In fact, I am arguing that people tend to maximise expected relevance without,
in most cases, representing it.
[6][6] The cognitive principle of
relevance has experimentally testable consequences, some of which are reviewed
in Van der Henst & Sperber (forthcoming). We have shown for instance, with
experiments on relational reasoning, that, by
manipulating contextual factors, people can be made either to derive logical
implications from a given set of premises, or to say that nothing follows from
it (Van der Henst, Sperber, & Politzer 2002). What the context does in this
case, we claim, is raise or lower expectation of relevance that attach to the
premises presented thus triggering or, on the contrary inhibiting, an
inferential procedure. With experiments on the Wason selection task, we have
shown that, by manipulating contextual factors, people can be made to apply one
or another of several possible inferential procedures involved in the interpretation of conditionals
and therefore to reach different conclusions from the same set of conditional
premises (Sperber, Cara, & Girotto 1995; Girotto et al. 2001).
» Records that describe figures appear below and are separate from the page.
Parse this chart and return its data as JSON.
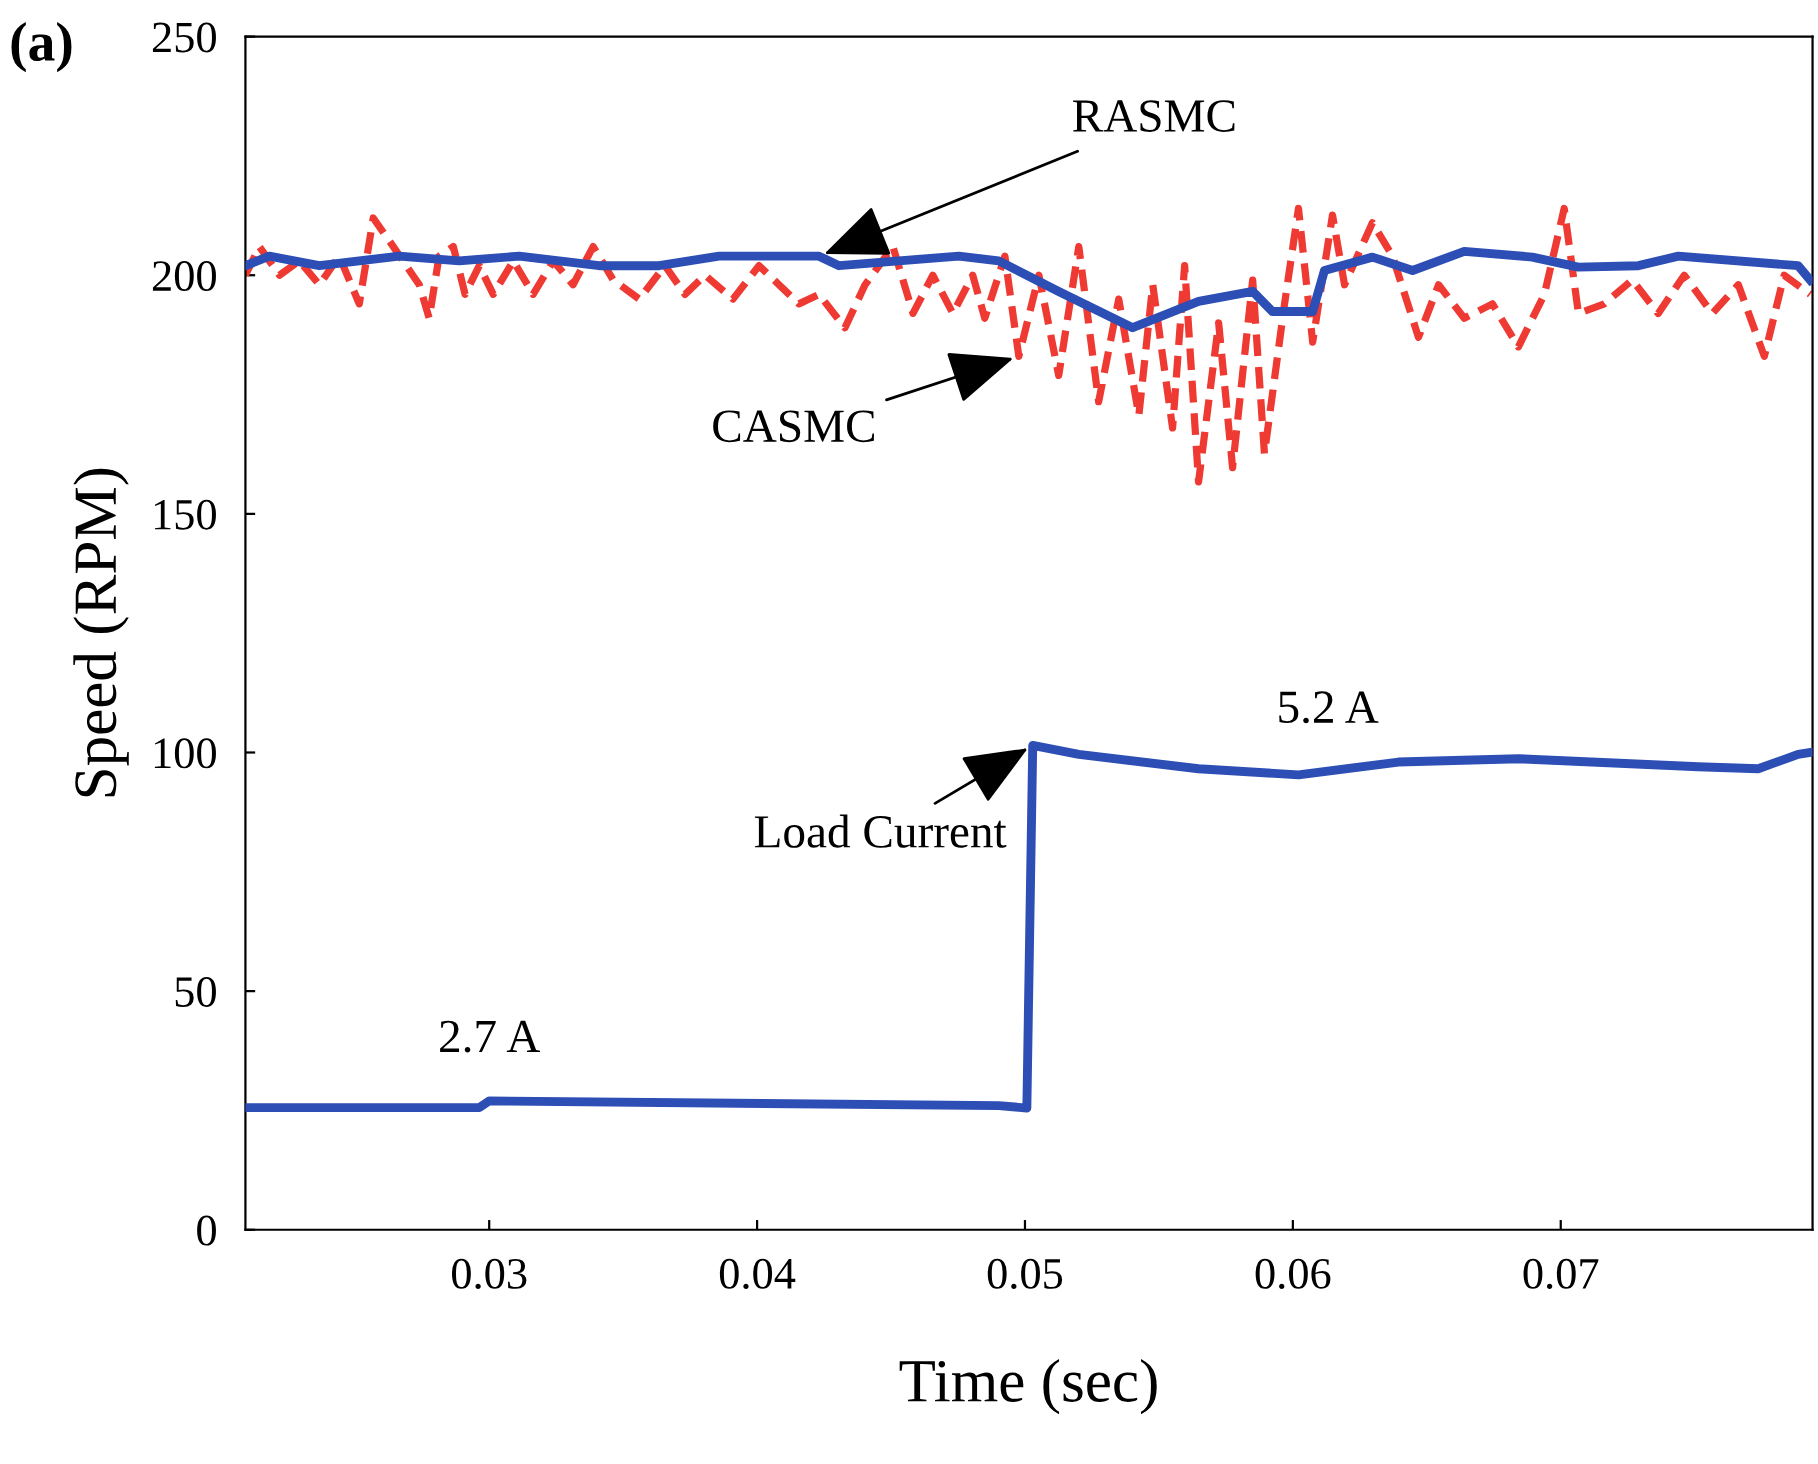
{
  "chart_data": {
    "type": "line",
    "xlabel": "Time (sec)",
    "ylabel": "Speed (RPM)",
    "xlim": [
      0.0209,
      0.0794
    ],
    "ylim": [
      0,
      250
    ],
    "xticks": [
      0.03,
      0.04,
      0.05,
      0.06,
      0.07
    ],
    "yticks": [
      0,
      50,
      100,
      150,
      200,
      250
    ],
    "grid": false,
    "legend": false,
    "series": [
      {
        "name": "RASMC",
        "color": "#2c4eb5",
        "line_style": "solid",
        "x": [
          0.0209,
          0.02179,
          0.02366,
          0.02664,
          0.02888,
          0.03112,
          0.0341,
          0.03634,
          0.03858,
          0.04231,
          0.04306,
          0.04529,
          0.04753,
          0.04902,
          0.05126,
          0.05402,
          0.05648,
          0.0585,
          0.05924,
          0.06074,
          0.06118,
          0.06297,
          0.06447,
          0.0664,
          0.06894,
          0.07066,
          0.0729,
          0.07439,
          0.07886,
          0.07931
        ],
        "values": [
          202,
          204,
          202,
          204,
          203,
          204,
          202,
          202,
          204,
          204,
          202,
          203,
          204,
          203,
          196.6,
          189,
          194.5,
          196.6,
          192.4,
          192.4,
          201,
          203.8,
          201,
          205,
          203.8,
          201.7,
          202,
          204,
          202,
          199
        ]
      },
      {
        "name": "CASMC",
        "color": "#ee3a32",
        "line_style": "dashed",
        "x": [
          0.0209,
          0.02142,
          0.02217,
          0.02291,
          0.02366,
          0.0244,
          0.02515,
          0.02567,
          0.02642,
          0.02739,
          0.02776,
          0.02813,
          0.02866,
          0.0291,
          0.02963,
          0.03015,
          0.0309,
          0.03164,
          0.03239,
          0.03313,
          0.03388,
          0.03463,
          0.0356,
          0.03656,
          0.03731,
          0.03806,
          0.0391,
          0.04007,
          0.04082,
          0.04156,
          0.04231,
          0.04328,
          0.04403,
          0.04507,
          0.04582,
          0.04656,
          0.04731,
          0.04805,
          0.0485,
          0.04925,
          0.04977,
          0.05052,
          0.05126,
          0.05201,
          0.05275,
          0.0535,
          0.05425,
          0.05477,
          0.05551,
          0.05596,
          0.05648,
          0.05723,
          0.05775,
          0.0585,
          0.05894,
          0.05969,
          0.06021,
          0.06074,
          0.06148,
          0.06193,
          0.06297,
          0.06372,
          0.06469,
          0.06544,
          0.0664,
          0.06745,
          0.06842,
          0.06939,
          0.07013,
          0.07066,
          0.07163,
          0.07267,
          0.07364,
          0.07461,
          0.07566,
          0.07663,
          0.0776,
          0.07834,
          0.07931
        ],
        "values": [
          200,
          206,
          200,
          203,
          198,
          204,
          194,
          212,
          206,
          198,
          191,
          204,
          206,
          196,
          202,
          196,
          203,
          196,
          203,
          198,
          206,
          199,
          195,
          202,
          196,
          200,
          195,
          202,
          198,
          194,
          196,
          189,
          198,
          206,
          192,
          200,
          192,
          200,
          191,
          204,
          183,
          200,
          179,
          206,
          173.5,
          195,
          170.6,
          198,
          168,
          202,
          156.7,
          190,
          159.7,
          199,
          162.6,
          194,
          214,
          186,
          212.6,
          198,
          211,
          204,
          187,
          198,
          191,
          194,
          185,
          196,
          214,
          192,
          194,
          199,
          192,
          200,
          192,
          198,
          183,
          200,
          196
        ]
      },
      {
        "name": "Load Current",
        "color": "#2c4eb5",
        "line_style": "solid",
        "x": [
          0.0209,
          0.02963,
          0.03,
          0.04902,
          0.05007,
          0.05029,
          0.05201,
          0.05648,
          0.06021,
          0.06394,
          0.06842,
          0.07513,
          0.07737,
          0.07886,
          0.07931
        ],
        "values": [
          25.6,
          25.6,
          27,
          26,
          25.5,
          101.5,
          99.6,
          96.6,
          95.3,
          98,
          98.7,
          97,
          96.6,
          99.6,
          100
        ]
      }
    ],
    "annotations": [
      {
        "text": "2.7 A",
        "x": 0.03,
        "y": 27
      },
      {
        "text": "5.2 A",
        "x": 0.0613,
        "y": 96
      },
      "(a)"
    ]
  }
}
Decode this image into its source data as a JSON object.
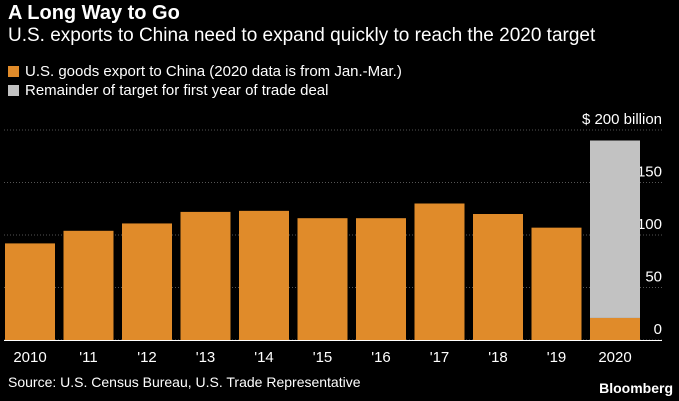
{
  "header": {
    "title": "A Long Way to Go",
    "subtitle": "U.S. exports to China need to expand quickly to reach the 2020 target"
  },
  "legend": [
    {
      "label": "U.S. goods export to China (2020 data is from Jan.-Mar.)",
      "color": "#e08b2a"
    },
    {
      "label": "Remainder of target for first year of trade deal",
      "color": "#c2c2c2"
    }
  ],
  "chart_data": {
    "type": "bar",
    "stacked": true,
    "categories": [
      "2010",
      "'11",
      "'12",
      "'13",
      "'14",
      "'15",
      "'16",
      "'17",
      "'18",
      "'19",
      "2020"
    ],
    "series": [
      {
        "name": "U.S. goods export to China (2020 data is from Jan.-Mar.)",
        "color": "#e08b2a",
        "values": [
          92,
          104,
          111,
          122,
          123,
          116,
          116,
          130,
          120,
          107,
          21
        ]
      },
      {
        "name": "Remainder of target for first year of trade deal",
        "color": "#c2c2c2",
        "values": [
          0,
          0,
          0,
          0,
          0,
          0,
          0,
          0,
          0,
          0,
          169
        ]
      }
    ],
    "ylim": [
      0,
      200
    ],
    "yticks": [
      0,
      50,
      100,
      150,
      200
    ],
    "ytick_labels": [
      "0",
      "50",
      "100",
      "150",
      "$ 200 billion"
    ],
    "grid": true,
    "gridline_color": "#555555",
    "y_axis_side": "right",
    "title": "A Long Way to Go",
    "xlabel": "",
    "ylabel": ""
  },
  "footer": {
    "source": "Source: U.S. Census Bureau, U.S. Trade Representative",
    "brand": "Bloomberg"
  }
}
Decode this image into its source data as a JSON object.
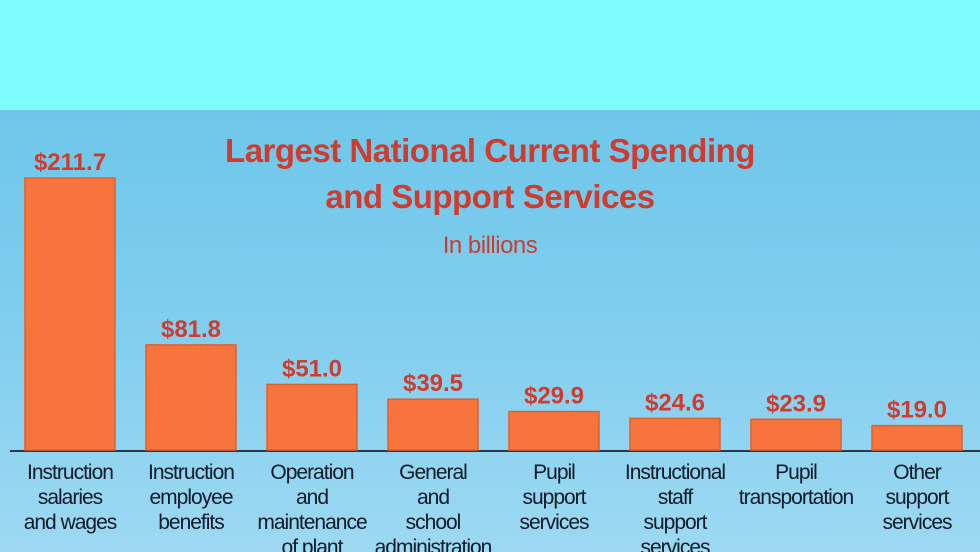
{
  "colors": {
    "bar": "#f7743d",
    "bar_edge": "#e0602c",
    "title": "#cf3b2d",
    "value_label": "#cf3b2d",
    "text": "#0d1a2a",
    "baseline": "#2a3848"
  },
  "chart_data": {
    "type": "bar",
    "title": "Largest National Current Spending",
    "title_line2": "and Support Services",
    "subtitle": "In billions",
    "xlabel": "",
    "ylabel": "",
    "ylim": [
      0,
      211.7
    ],
    "grid": false,
    "categories": [
      "Instruction salaries and wages",
      "Instruction employee benefits",
      "Operation and maintenance of plant",
      "General and school administration",
      "Pupil support services",
      "Instructional staff support services",
      "Pupil transportation",
      "Other support services"
    ],
    "category_lines": [
      [
        "Instruction",
        "salaries",
        "and wages"
      ],
      [
        "Instruction",
        "employee",
        "benefits"
      ],
      [
        "Operation",
        "and",
        "maintenance",
        "of plant"
      ],
      [
        "General",
        "and",
        "school",
        "administration"
      ],
      [
        "Pupil",
        "support",
        "services"
      ],
      [
        "Instructional",
        "staff",
        "support",
        "services"
      ],
      [
        "Pupil",
        "transportation"
      ],
      [
        "Other",
        "support",
        "services"
      ]
    ],
    "values": [
      211.7,
      81.8,
      51.0,
      39.5,
      29.9,
      24.6,
      23.9,
      19.0
    ],
    "value_labels": [
      "$211.7",
      "$81.8",
      "$51.0",
      "$39.5",
      "$29.9",
      "$24.6",
      "$23.9",
      "$19.0"
    ]
  }
}
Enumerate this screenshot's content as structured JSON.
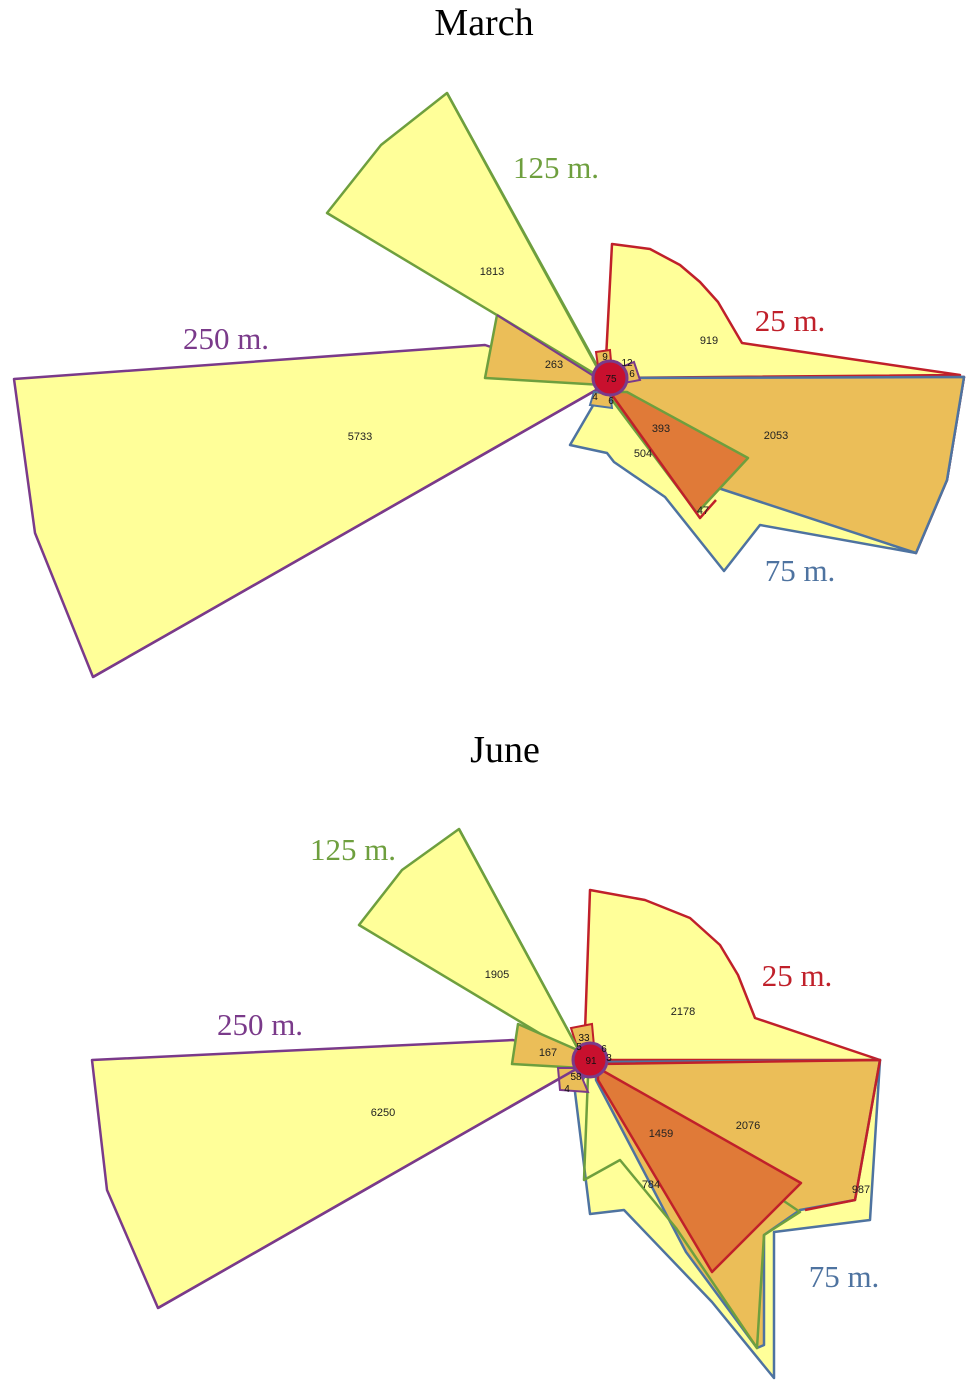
{
  "colors": {
    "m25": "#c0202a",
    "m75": "#4e73a0",
    "m125": "#6e9f3e",
    "m250": "#7a3a8a",
    "fill_light": "#ffff99",
    "fill_mid": "#ebbe58",
    "fill_dark": "#e07a38",
    "center": "#c8102e"
  },
  "march": {
    "title": "March",
    "labels": {
      "m125": "125 m.",
      "m25": "25 m.",
      "m250": "250 m.",
      "m75": "75 m."
    },
    "values": {
      "v1813": "1813",
      "v919": "919",
      "v263": "263",
      "v5733": "5733",
      "v2053": "2053",
      "v393": "393",
      "v504": "504",
      "v47": "47",
      "v75": "75",
      "v9": "9",
      "v12": "12",
      "v6a": "6",
      "v4": "4",
      "v6b": "6"
    }
  },
  "june": {
    "title": "June",
    "labels": {
      "m125": "125 m.",
      "m25": "25 m.",
      "m250": "250 m.",
      "m75": "75 m."
    },
    "values": {
      "v1905": "1905",
      "v2178": "2178",
      "v167": "167",
      "v6250": "6250",
      "v2076": "2076",
      "v1459": "1459",
      "v784": "784",
      "v987": "987",
      "v33": "33",
      "v91": "91",
      "v58": "58",
      "v4": "4",
      "v6": "6",
      "v3": "3",
      "v5": "5"
    }
  }
}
What the
context does in this case, we claim, is raise or lower expectations of
relevance that attach to each of these procedures in their application to the
premises. These experiments illustrate the main thesis of this chapter.
[7][7] In collective
intellectual endeavours that are pursued over generation, science in
particular, greater context-sensitivity and greater relevance can be achieved,
but these achievements cannot be explained just by individual cognitive
psychology, and, contrary to what Fodor tends to do, should not be taken as a
benchmark to assess models of human cognition (Sperber & Wilson 1996). The
explanation of these achievements calls rather for a kind of epidemiology of
representations that looks at the effect of the causal chaining of individual
cognitive processes across populations (Sperber 1996).